Daniel Proulx ‘19
Author and Journalist Dan Kaufman came to speak about his new book The Fall of Wisconsin: The Conservative Conquest of a Progressive Bastion and the Future of American Politics, at the Merrimack Writers House on Sept. 25.
Wisconsin has long been considered a “laboratory for democracy” with robust public schools, strong union protections and participation and concern for the common good of all. The Fall of Wisconsin, according to Kaufman, is “a testament to Wisconsin’s past as an unusually progressive state,” and it follows how Wisconsin went from being an extremely progressive until it was uprooted and turned into a Republican one in 2010.
It is clear why Dan was motivated to write this book. He had been closely following what was going on in Wisconsin because of the pride he feels for his home state. He had also been writing articles about Wisconsin’s changing political landscape in The New Yorker before deciding to write The Fall of Wisconsin. Kaufman’s mother also played an important role in him deciding to write this book. She sent him a long email describing what was happening and detailing her own participation in the widespread protests to Act 10, which many viewed as an attack on public sector unions. Kaufman traveled to Wisconsin to get intel for his book and a street level view of what was going by talking to ordinary citizens.
One of the major players in the book is Wisconsin Governor Scott Walker, who won the 2010 gubernatorial election in Wisconsin. He describes how Walker was able to make the citizens of Wisconsin stock up resentment towards themselves. According to Kaufman, Walker was able to do this by a method called “divide and conquer,” where “he pitted the taxpayer against the public employee.” Kaufman argues that Walker was able to make the blue collar worker feel that the benefits that public employees, such as public school teachers, were getting was undeserved. “A lot of Governor Walker’s agenda was not actually coming from the residents of the state, but was being hoisted upon them by outside interests,” Kaufman explained.

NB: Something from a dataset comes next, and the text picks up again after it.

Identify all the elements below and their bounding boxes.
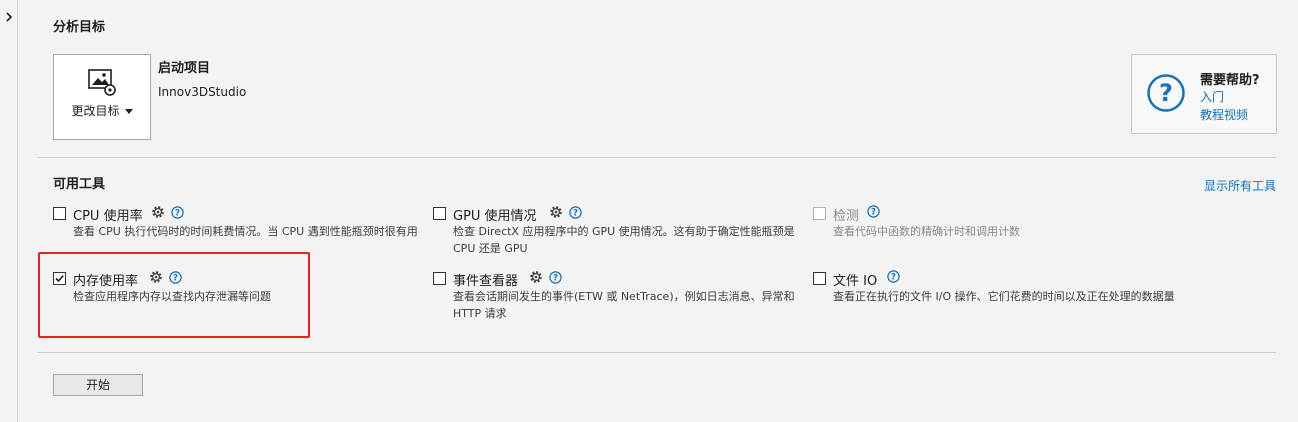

Governor Walker is currently in a really tight election race with the superintendent of schools for Wisconsin, Tony Evers, who Dan describes as the best Democratic candidate they have had in years. Walker has been criticized for using allegedly shady campaign tactics to attack Evers, but the race will likely be close. “I think Walker is potentially vulnerable, there’s a fatigue,” Kaufman ads.
Kaufman grew up and went to college in Wisconsin before dropping out of the University of Wisconsin Madison to move to New York. While in school Dan thought of himself as an “non-successful classical guitar major,” although he is still an avid player to this day. While in New York, Kaufman “lucked into a job as a fact checker at The New Yorker.” Which is a modest way of him saying he caught a break that helped start his career. This was a very demanding job that saw him working a lot of late hours, but he loved doing it and it was vital to his success in the future. Describing his time as a fact-checker, Kaufman says, “It was a very wonderful education,” because he developed his skills as a reporter through “journalism by osmosis.”
Kaufman is very pleased with the positive feedback that he has received about the book. Although Kaufman expresses gratitude for the interest in his work, he’s especially happy to spread awareness about what is going on in Wisconsin.